DİLEK TURAN ERYETLİ: HER MASAL ‘BİR VARMIŞ BİR YOKMUŞ’ İLE BAŞLAMAZ

Başarılı yazar Dilek Turan Eryetli ile yazın hayatına ve “Yıldızlı Masallar” adlı kitabına dair konuştuk. Keyifli sohbetimiz sizlerle…

RÖPORTAJ: AYŞENUR MAMA

Öncelikle sizi tanımak isteriz. Dilek Turan Eryetli kimdir?

1986 yılında Hatay’da doğdum. Evli ve 3 çocuk annesiyim. Gazi Üniversitesi’nde İktisat bölümünden; Atatürk Üniversitesi’nde ise Çocuk Gelişimi bölümünden mezun oldum. Uludağ Üniversitesi’nde pedagojik formasyon eğitimimi tamamladım. Şu an hayalim olan meslek için Okul Öncesi Öğretmenliği bölümünü okumaktayım. 

Yazın hayatınız nasıl başladı?

Günlük tutmayı çok seven bir çocuktum. Ortaokuldayken şiir yazmaya başladım. Öğretmenlerim, okulda yazdığım kompozisyonları çok beğenirdi. Hatta üniversitede bir hocam, şiirlerimi görünce “Sana kitap basalım.” bile demişti. 

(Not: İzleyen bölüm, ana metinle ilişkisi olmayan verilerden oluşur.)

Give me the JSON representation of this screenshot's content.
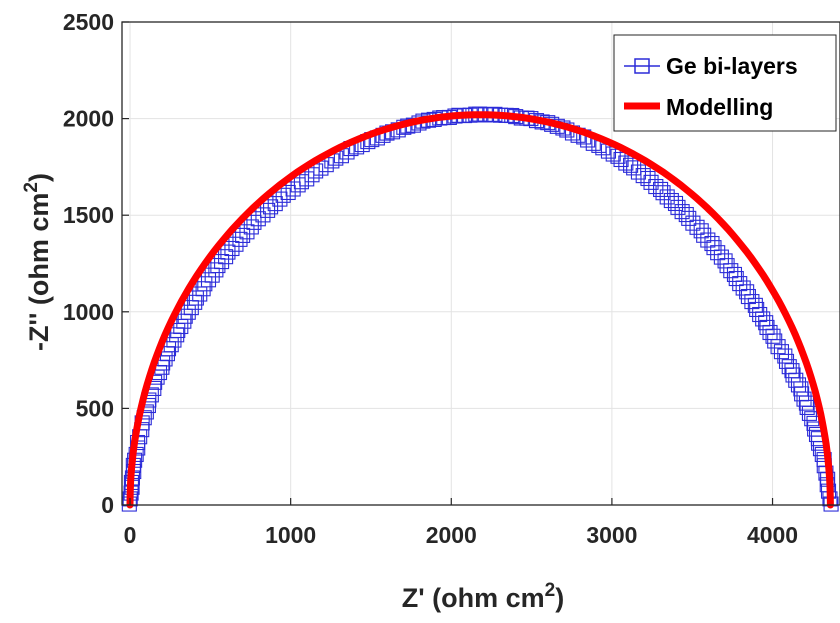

Şiir ve öykü yazmak, çocukluğumdan bu zamana bir tutku oldu benim için. 

Yazarken nelerden esinlenirsiniz?

Bence yaşanılan an içerisinde gönül telinize vuran veya sizi heyecanlandıran  her şey; bir anda alır, sizi bir yerlere götürür ve iç dünyanızda gittiğiniz o yer her neresiyse zihninizde bir hayale, kaleminizden ise sözcüklere dökülür. O nedenle esinlendiğim şeyler sadece şunlardır, diyemem. 

Çocuk kitaplarında nasıl bir dil kullanılmalı, anlatım nasıl olmalıdır?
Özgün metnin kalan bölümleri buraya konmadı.